1999 novel by Monica Hughes

The Other Place is a young adult novel written by Monica Hughes, first published in 1999.

It was nominated for the 2000 Silver Birch Award.

== Plot ==
16-year-old Alison Fairweather and her family are living in a not-so-distant future when they are taken from their homes and forced to stay in a penal colony, Habitat W, for five years because of a crime against WOGPO, the World Government. Within a month, Gordie Fairweather, Alison's 8-year-old brother, starts having dreams about "Xanadu", a paradise he believes existed behind the walls of their prison. Gordie succeeds in finding Xanadu, and Alison follows him.

In Xanadu, Gordie and Alison meet Jay, the supposed leader of Xanadu. Alison finds that all of Xanadu's inhabitants, besides Jay, are young children. At first, the children do not approve of Alison because of her age, but they become familiar with Alison, and accept her.

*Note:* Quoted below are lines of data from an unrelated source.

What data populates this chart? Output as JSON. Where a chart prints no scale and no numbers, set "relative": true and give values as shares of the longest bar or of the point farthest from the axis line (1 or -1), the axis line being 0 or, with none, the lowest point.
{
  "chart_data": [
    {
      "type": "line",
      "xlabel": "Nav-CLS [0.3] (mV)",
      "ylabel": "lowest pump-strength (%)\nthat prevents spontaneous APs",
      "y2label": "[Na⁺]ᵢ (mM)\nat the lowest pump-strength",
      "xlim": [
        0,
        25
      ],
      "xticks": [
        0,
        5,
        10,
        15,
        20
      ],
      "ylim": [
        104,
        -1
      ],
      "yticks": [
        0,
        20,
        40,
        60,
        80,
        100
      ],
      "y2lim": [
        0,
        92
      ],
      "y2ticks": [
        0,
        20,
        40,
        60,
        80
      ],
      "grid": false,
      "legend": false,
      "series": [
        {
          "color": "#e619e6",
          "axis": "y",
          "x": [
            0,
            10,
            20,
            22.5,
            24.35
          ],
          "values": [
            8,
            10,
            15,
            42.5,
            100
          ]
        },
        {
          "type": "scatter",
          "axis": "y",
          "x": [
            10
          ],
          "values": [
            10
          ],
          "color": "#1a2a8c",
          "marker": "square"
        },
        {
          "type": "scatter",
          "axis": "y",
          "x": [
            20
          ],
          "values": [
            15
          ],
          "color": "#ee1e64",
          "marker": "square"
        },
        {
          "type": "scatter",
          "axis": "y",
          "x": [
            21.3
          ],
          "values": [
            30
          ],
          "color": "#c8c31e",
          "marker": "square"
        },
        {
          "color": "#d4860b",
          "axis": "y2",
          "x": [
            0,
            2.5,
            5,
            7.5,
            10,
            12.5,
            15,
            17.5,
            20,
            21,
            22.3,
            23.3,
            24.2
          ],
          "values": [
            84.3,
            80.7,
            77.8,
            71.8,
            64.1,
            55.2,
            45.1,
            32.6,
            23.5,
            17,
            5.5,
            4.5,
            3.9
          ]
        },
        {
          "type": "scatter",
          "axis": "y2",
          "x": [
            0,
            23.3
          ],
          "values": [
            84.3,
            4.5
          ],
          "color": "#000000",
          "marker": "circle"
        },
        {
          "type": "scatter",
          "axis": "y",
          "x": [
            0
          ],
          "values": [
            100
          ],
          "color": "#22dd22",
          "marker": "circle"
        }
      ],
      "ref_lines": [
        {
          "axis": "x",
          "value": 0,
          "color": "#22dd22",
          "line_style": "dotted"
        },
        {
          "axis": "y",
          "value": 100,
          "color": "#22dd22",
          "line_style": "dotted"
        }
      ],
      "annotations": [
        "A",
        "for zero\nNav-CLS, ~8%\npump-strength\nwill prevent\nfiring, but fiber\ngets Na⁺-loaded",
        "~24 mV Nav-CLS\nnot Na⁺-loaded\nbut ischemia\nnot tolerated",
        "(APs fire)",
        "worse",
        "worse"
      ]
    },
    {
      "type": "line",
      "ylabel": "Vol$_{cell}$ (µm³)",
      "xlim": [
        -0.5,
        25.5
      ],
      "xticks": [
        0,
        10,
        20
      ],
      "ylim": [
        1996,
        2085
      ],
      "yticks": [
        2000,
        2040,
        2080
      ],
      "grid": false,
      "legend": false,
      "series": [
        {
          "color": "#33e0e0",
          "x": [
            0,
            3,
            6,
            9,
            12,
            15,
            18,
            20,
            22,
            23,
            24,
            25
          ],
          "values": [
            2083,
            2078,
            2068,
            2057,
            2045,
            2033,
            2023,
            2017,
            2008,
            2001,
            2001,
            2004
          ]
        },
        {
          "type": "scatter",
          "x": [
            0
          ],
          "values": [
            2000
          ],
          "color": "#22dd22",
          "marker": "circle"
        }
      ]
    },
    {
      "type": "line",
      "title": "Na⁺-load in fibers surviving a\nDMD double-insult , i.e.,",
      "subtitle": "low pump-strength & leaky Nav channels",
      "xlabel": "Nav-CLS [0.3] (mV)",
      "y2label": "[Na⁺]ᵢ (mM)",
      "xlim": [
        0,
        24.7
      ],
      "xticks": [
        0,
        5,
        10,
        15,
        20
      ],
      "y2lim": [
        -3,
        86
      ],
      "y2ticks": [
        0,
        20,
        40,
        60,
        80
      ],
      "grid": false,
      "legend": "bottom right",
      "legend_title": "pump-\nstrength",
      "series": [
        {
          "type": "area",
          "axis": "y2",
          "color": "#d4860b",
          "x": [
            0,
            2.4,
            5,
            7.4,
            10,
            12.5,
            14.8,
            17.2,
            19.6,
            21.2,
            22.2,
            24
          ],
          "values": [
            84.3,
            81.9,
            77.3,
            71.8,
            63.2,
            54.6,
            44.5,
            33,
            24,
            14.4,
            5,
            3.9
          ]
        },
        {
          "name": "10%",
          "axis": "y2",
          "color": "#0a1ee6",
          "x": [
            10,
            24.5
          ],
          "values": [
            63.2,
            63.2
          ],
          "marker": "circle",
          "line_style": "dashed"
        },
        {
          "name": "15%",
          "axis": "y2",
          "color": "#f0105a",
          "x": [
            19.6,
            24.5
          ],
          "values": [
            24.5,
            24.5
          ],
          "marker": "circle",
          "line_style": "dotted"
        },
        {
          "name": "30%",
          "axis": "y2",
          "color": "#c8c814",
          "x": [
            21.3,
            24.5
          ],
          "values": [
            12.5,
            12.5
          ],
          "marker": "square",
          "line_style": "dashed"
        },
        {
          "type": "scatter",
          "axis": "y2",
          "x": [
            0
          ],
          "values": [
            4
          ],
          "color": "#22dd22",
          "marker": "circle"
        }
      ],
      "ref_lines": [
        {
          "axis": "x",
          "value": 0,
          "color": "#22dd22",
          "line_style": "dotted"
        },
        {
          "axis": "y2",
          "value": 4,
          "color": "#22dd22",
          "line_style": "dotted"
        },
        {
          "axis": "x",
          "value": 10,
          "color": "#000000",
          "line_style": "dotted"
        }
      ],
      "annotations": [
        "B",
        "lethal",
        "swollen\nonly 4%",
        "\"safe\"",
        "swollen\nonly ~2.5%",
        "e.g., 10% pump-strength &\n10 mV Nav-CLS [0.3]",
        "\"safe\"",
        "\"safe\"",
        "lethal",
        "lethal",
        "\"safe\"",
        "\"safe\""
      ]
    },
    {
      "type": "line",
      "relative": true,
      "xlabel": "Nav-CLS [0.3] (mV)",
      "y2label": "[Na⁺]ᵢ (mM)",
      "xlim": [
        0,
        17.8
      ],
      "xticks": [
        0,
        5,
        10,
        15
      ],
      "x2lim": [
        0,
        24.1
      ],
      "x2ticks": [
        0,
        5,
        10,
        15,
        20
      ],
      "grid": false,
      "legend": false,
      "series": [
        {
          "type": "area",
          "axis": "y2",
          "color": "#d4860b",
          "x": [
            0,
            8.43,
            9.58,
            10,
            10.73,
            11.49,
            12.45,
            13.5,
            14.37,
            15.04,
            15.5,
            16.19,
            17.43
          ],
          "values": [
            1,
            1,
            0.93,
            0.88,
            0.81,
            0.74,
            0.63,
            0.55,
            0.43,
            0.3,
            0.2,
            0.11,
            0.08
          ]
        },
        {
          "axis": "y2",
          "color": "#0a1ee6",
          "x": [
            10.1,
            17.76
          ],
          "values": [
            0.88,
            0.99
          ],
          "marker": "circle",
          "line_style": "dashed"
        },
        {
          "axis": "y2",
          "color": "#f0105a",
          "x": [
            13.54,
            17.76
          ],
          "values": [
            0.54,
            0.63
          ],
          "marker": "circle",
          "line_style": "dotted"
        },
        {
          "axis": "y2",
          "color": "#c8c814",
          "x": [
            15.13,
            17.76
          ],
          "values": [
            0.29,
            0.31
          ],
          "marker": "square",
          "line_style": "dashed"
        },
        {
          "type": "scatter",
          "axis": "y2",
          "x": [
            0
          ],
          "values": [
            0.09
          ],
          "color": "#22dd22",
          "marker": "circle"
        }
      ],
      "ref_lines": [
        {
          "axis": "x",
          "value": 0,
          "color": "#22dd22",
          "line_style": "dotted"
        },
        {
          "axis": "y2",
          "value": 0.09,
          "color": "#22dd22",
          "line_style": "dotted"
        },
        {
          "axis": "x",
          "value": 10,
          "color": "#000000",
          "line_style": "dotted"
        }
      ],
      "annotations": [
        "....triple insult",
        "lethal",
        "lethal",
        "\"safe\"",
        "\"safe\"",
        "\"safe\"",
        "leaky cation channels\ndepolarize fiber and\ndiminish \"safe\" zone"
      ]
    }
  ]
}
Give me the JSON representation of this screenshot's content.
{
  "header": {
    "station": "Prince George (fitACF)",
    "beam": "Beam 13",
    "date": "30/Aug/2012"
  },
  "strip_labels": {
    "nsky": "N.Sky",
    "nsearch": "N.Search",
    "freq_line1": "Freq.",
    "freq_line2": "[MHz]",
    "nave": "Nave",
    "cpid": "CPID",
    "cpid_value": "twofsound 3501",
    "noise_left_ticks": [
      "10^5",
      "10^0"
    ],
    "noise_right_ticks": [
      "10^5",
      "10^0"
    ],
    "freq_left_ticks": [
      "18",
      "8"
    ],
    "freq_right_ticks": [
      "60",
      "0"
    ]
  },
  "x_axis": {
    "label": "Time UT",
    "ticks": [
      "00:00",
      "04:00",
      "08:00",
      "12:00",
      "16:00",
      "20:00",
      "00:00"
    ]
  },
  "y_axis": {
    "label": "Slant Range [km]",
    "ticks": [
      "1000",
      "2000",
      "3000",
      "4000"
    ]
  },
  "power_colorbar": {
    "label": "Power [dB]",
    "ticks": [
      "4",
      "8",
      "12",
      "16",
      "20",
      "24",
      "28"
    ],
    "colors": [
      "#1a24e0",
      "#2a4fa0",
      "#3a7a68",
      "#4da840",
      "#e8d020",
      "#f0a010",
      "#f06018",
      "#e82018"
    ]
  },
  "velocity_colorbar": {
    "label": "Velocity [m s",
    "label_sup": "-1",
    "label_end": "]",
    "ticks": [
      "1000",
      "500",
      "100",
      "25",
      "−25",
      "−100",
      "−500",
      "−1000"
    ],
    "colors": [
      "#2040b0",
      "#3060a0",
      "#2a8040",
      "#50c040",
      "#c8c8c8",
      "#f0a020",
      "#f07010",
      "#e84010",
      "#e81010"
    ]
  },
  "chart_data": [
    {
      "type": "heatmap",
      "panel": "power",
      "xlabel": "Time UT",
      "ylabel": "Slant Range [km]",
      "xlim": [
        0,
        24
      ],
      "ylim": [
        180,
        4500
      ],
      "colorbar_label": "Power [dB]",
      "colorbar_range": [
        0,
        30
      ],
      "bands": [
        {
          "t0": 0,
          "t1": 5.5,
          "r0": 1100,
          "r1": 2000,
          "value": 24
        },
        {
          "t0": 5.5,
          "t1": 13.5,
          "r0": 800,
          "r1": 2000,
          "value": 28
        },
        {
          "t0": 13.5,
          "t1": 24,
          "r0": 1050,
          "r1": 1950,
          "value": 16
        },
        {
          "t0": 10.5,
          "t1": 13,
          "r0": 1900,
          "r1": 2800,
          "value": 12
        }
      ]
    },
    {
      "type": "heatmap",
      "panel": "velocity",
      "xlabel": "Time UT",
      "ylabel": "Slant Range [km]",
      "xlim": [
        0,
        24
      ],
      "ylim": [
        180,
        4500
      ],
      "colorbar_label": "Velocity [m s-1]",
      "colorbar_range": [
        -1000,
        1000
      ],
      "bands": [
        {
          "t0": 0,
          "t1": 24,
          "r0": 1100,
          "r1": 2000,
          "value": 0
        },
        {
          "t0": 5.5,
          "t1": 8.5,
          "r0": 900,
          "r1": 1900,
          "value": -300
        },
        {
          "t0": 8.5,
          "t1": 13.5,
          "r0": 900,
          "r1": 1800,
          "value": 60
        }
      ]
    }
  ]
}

One day, when Alison and the children are eating dinner, Alison catches sight of a wild-looking young woman her age. She discovers that the woman is Kristin, her long-lost friend, who was among the inhabitants of the Habitats. Kristin was not accepted as part of the "Xanadu Family", and has been living in Xanadu, but as an outcast. Kristin does not like Jay, so she and Alison try to follow Jay into his underground home, which he stays in at night.

Kristin and Alison find that Jay was the one calling the children to go to Xanadu, and for each child he named the paradise differently. They also find out that Jay was the one who had the idea of Xanadu, which was originally the "Botany Bay Project". Jay catches Kristin and Alison, but still lets them stay in Xanadu, both as regular inhabitants.

The children living in Xanadu learn to adapt, and Jay is pleased. Also, Jay reveals to Alison and Kristin that he is really a psychologist. As soon as everyone in Xanadu learns to become a real community, Jay leaves to tell WOGPO that everyone in the prison has died. Xanadu is therefore renamed "Jay's World".

== Reception ==

Teacher Librarian called it a "very imaginative tale for fantasy fans."